2023, l’accompagnement des élèves en situation de handicap marque la 20ème année de son officialisation étatique. La loi n° 2003-400 du 30 avril 2003 relative aux assistant·e·s d’éducation prévoit que « des assistants d'éducation peuvent être recrutés […] pour exercer des fonctions d'assistance à l'équipe éducative […], notamment pour […] l'aide à l'accueil et à l'intégration scolaires des élèves handicapés, y compris en dehors du temps scolaire ». À la veille de la rentrée de 2002, ce sont environ 3 000 employé·e·s, alors appelé·e·s auxiliaires d’intégration scolaire (AIS) ou auxiliaires de scolarisation, qui exerçaient comme mission principale un accompagnement dans les écoles auprès d’élèves en situation de handicap. L’essentiel de la cohorte semble être embauché sous contrats aidés, en particulier sous contrat emplois-jeunes et à la suite d’initiatives localisées. En 2003, l’Éducation nationale reprend le monopole de cet accompagnement scolaire : naissent les Auxiliaires de vie scolaire, AVS, sous contrats d’assistant·e·s d’éducation. À partir de 2005, l’accompagnement des élèves handicapé·e·s a pu être assuré également par les EVS – Employé·e·s de vie scolaire et/ou ASEH – aides à l’accueil et à la scolarisation des élèves handicapés (2005), les Ascol – assistant·e·s de scolarisation (2011) et à partir de 2014, les AESH – accompagnant·e·s d'élèves en situation de handicap, ce qui marque une grande variabilité des conditions d’emploi et de travail définies par les politiques publiques. À la rentrée 2023, elles·ils sont plus de 132 000 salarié·e·s, à plus de 93 % des femmes. Parallèlement, le nombre d’enfants en situation de handicap scolarisés en école ordinaire est passé de 130 000 en 2004 à plus de 430 000 à la rentrée 2023. À la veille des 20 ans de la loi de 2005, ce colloque se veut faire le bilan des recherches menées sur ce personnel d’accompagnement des élèves en situation de handicap.
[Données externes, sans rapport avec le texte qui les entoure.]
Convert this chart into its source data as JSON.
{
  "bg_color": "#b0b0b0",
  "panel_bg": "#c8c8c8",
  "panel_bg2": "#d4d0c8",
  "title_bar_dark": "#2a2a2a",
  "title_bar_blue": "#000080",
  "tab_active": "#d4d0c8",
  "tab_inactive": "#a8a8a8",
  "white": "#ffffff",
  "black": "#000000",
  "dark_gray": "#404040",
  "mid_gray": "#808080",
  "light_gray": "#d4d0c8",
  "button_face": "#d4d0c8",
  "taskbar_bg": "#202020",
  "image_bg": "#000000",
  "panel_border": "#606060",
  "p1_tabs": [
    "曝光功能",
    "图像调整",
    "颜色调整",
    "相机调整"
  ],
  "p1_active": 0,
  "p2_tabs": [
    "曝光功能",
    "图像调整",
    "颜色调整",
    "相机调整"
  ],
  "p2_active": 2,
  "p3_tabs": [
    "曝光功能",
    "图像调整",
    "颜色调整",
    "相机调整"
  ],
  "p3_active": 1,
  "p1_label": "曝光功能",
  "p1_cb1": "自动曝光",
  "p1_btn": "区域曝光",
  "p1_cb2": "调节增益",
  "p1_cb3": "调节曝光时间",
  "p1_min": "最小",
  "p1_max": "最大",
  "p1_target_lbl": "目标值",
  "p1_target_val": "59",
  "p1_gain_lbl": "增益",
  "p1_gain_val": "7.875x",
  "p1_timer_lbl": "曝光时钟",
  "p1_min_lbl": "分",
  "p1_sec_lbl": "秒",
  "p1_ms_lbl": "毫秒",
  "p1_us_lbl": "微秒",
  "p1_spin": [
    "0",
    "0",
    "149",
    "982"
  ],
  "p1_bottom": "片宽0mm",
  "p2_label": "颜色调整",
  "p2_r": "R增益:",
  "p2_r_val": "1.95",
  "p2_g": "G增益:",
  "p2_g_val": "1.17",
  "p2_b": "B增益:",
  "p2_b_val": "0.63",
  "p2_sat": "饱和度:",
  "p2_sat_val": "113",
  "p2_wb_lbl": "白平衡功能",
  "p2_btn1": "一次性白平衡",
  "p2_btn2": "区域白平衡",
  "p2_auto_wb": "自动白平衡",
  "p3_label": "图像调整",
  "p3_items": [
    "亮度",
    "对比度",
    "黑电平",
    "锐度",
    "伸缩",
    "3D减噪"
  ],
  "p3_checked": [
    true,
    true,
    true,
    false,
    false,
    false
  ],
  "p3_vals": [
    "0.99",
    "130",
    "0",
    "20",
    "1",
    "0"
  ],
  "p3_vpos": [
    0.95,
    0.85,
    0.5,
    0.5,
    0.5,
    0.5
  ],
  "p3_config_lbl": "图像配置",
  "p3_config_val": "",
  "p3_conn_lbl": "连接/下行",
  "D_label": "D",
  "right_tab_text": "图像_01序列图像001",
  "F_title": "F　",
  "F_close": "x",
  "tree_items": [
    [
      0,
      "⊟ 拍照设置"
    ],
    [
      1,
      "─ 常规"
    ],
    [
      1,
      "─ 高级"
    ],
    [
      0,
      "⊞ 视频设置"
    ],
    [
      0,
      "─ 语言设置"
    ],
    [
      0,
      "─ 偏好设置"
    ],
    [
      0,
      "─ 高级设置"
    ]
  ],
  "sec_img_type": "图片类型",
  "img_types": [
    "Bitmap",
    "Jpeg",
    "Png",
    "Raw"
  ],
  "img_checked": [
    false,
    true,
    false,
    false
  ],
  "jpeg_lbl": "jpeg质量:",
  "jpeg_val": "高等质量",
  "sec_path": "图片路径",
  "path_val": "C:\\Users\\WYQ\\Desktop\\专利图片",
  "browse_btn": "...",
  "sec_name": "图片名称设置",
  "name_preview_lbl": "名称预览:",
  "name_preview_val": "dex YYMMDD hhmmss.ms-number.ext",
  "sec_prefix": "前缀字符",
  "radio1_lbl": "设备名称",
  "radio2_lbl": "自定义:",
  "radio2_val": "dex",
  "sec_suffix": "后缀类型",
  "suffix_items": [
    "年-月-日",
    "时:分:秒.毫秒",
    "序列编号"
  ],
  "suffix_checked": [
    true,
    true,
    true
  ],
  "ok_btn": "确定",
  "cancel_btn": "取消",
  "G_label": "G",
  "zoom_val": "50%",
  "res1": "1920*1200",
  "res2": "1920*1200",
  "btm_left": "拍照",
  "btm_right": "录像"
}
Trois axes sont proposés pour donner des pistes de réflexion, mais la possibilité de faire des propositions hors axes est ouverte, à condition qu’elles s’intéressent de manière centrale aux AVS-AESH.
Les accompagnant·e·s des élèves en situation de handicap sont des travailleur·euse·s de l’École qui aident des enfants présentant un handicap dans le cadre scolaire, que ce soit dans les apprentissages, dans la participation aux activités et/ou dans l’accomplissement de certains gestes. Mais qui sont- elles·ils ?
Dans cet axe, il s’agira d’interroger à la fois les caractéristiques de ce personnel mais également leurs parcours antérieurs. Il sera intéressant de penser les trajectoires scolaires, formatives, personnelles, familiales, géographiques, résidentielles, médicales, professionnelles et caetera, en tentant de les caractériser de la façon la plus fine possible.
À partir de ces éléments, qu’est-ce qui explique qu’on devienne AVS-AESH ? Évidemment, il faudra aussi prendre en compte l’évolution des politiques publiques autour de cet emploi car elles ont remodelé les profils des accompagnant·e·s au fil du temps. Plus encore, comment expliquer que le métier d’AVS-AESH demeure peu reconnu et rémunéré en dessous du seuil de pauvreté ? Les propositions portant sur des comparaisons avec d’autres emplois de secteurs similaires, subordonnés et/ou genrés peuvent être pertinentes.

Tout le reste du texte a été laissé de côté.